Komuda Jacek - Wampiry z Odrzykońskiej.pdf

(110 KB) Pobierz
408128818 UNPDF
JACEK L. KOMUDA
W AMPIRY Z
O DRZYKOŃSKIEJ
Z „NF” 12/99
Czy popiół tylko zostanie i zamęt,
Co idzie w przepaść z burzą? - czy zostanie
Na dnie popiołu gwiaździsty dyjament,
Wiekuistego zwycięstwa zaranie...
CYPRIAN KAMIL NORWID - „ZA KULISAMI”
Denaturat przesączył się już przez chleb. Spłynął cały do butelki, tracąc nieco koloru; ale nic
z ostrego aromatu, a zwłaszcza - mocy. Seta odcharchnął w bok, nalał do brudnej szklanki, a
garbaty Konus szybko wyciągnął koślawe paluchy w stronę naczynia. Wielki, łysy Glaca
uderzył go po ręku i spojrzał gniewnie spod przymrużonych, bezrzęsych powiek.
- Nie dygaj, małolat - warknął. - Jak będziesz miał odgibane tyle lat, co ja, to się pierwszy
napijesz. Jakbyś tak pod celą zrobił, wydziabaliby ci jagodziankę dechą z koja na styi.
- Przecie ja nie cwel.
- Bo to raz przecweliłem człowieka? U nas na Rawiczu posyłali w dół za mniejsze rzeczy. Za
to podnieść go po czymś takim nie sposób.
Glaca sięgnął po szklankę. Zrogowaciała skóra pod jego paznokciami pobłękitniała, podobnie
jak białka wytrzeszczonych oczu. Pewnie od denaturatu. Seta miał nadzieję, że Glaca kiedyś
przekręci się przez picie piszczelówki. Czasami sam miewał to całe, jak to mówiono na
zajęciach... delirium tremens... Wtedy trząsł się i nie poznawał nawet takiego starego wafla
jak Seta. Ale ostatnio żłopali denaturat bez przerwy. Kartki na wódkę dawno się skończyły.
Nawet te fałszywe, skombinowane na mecie u Grubej Berty.
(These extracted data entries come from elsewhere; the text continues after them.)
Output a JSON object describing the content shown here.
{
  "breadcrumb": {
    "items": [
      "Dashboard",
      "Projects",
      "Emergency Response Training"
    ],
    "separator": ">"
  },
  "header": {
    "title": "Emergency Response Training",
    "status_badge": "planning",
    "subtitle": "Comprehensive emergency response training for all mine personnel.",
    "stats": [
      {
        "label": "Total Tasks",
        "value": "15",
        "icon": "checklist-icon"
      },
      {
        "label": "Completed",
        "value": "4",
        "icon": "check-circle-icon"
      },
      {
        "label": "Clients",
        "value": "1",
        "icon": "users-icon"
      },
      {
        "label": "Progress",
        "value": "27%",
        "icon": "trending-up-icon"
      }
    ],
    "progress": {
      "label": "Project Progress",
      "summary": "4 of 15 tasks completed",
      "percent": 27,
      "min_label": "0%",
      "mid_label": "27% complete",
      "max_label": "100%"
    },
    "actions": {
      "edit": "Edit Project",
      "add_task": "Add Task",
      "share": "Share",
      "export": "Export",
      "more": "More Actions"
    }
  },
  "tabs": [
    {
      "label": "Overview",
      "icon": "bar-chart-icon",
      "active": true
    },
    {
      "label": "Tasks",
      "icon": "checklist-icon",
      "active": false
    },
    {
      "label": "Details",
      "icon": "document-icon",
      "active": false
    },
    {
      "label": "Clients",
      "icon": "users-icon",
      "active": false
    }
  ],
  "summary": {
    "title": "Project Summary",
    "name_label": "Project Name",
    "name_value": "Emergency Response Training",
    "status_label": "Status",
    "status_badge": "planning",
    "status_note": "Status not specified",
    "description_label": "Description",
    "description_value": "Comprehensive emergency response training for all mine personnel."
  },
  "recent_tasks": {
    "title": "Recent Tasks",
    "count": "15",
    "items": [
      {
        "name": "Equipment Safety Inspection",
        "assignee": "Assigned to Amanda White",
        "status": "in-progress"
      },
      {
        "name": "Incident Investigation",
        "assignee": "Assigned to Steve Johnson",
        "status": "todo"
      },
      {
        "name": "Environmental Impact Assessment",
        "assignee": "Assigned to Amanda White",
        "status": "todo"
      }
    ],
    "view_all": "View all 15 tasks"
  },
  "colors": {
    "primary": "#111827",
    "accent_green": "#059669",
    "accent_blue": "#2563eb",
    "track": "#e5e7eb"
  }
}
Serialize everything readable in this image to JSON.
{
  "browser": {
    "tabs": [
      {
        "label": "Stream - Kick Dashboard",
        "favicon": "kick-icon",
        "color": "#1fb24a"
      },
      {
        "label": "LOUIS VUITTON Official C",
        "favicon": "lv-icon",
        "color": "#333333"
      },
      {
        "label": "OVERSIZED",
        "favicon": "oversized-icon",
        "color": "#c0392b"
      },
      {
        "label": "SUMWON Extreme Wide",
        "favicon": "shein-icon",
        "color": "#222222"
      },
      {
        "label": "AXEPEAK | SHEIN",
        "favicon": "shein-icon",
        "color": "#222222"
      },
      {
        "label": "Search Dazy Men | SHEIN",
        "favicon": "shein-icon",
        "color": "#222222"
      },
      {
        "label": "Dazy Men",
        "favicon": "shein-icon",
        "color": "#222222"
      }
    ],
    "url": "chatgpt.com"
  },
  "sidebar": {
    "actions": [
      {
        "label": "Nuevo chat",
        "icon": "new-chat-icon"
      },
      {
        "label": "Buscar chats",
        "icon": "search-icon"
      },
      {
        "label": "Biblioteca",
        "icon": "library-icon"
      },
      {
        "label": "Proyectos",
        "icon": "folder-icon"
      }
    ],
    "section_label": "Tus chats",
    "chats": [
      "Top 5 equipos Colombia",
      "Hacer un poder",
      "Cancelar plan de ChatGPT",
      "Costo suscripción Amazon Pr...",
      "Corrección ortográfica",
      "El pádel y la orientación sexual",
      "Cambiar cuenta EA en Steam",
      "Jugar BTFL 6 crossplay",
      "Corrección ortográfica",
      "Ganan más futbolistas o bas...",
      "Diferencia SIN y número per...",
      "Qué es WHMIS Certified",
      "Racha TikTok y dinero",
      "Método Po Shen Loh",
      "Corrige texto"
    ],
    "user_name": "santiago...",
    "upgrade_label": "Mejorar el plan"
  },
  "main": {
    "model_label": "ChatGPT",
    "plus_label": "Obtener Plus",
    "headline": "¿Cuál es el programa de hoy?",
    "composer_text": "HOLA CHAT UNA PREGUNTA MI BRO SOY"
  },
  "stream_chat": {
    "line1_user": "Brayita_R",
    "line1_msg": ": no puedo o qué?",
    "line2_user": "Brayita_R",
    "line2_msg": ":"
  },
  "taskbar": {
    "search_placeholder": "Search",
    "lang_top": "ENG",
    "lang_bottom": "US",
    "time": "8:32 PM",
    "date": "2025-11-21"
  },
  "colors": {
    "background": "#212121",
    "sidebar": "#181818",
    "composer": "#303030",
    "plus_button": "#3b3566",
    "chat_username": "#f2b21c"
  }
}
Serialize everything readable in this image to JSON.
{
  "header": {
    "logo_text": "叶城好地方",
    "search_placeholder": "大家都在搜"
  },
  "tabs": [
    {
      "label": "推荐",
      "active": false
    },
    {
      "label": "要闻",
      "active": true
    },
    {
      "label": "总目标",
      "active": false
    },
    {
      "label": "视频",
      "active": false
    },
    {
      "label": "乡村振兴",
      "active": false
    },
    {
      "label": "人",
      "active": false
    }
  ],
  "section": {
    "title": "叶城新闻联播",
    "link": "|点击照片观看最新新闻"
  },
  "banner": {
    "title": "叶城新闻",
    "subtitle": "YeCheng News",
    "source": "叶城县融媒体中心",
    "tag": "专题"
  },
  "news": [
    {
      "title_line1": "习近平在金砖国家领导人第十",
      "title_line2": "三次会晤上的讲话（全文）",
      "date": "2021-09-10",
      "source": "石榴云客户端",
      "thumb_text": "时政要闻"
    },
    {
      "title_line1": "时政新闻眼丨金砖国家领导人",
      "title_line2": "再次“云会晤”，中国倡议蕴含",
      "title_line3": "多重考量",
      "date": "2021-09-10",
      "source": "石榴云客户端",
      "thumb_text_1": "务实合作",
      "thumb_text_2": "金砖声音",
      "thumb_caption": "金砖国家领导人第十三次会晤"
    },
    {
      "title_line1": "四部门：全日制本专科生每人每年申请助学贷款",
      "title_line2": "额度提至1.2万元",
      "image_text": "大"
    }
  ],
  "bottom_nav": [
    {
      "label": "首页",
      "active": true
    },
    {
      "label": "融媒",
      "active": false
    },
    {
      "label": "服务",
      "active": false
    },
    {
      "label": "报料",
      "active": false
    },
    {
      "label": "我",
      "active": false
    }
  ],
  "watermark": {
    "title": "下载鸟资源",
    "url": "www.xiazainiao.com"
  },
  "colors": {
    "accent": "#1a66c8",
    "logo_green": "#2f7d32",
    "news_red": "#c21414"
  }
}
Glaca upił nieco denaturatu. Zaznaczył paznokciem po szkle i podał Secie, a ten, po kilku
łykach - Konusowi. Pili po równo, sprawiedliwie, bez zagrychy. Seta nie musiał więc zbyt
długo czekać, żeby poczuć ożywczą siłę trunku. Już po trzeciej kolejce świat poweselał.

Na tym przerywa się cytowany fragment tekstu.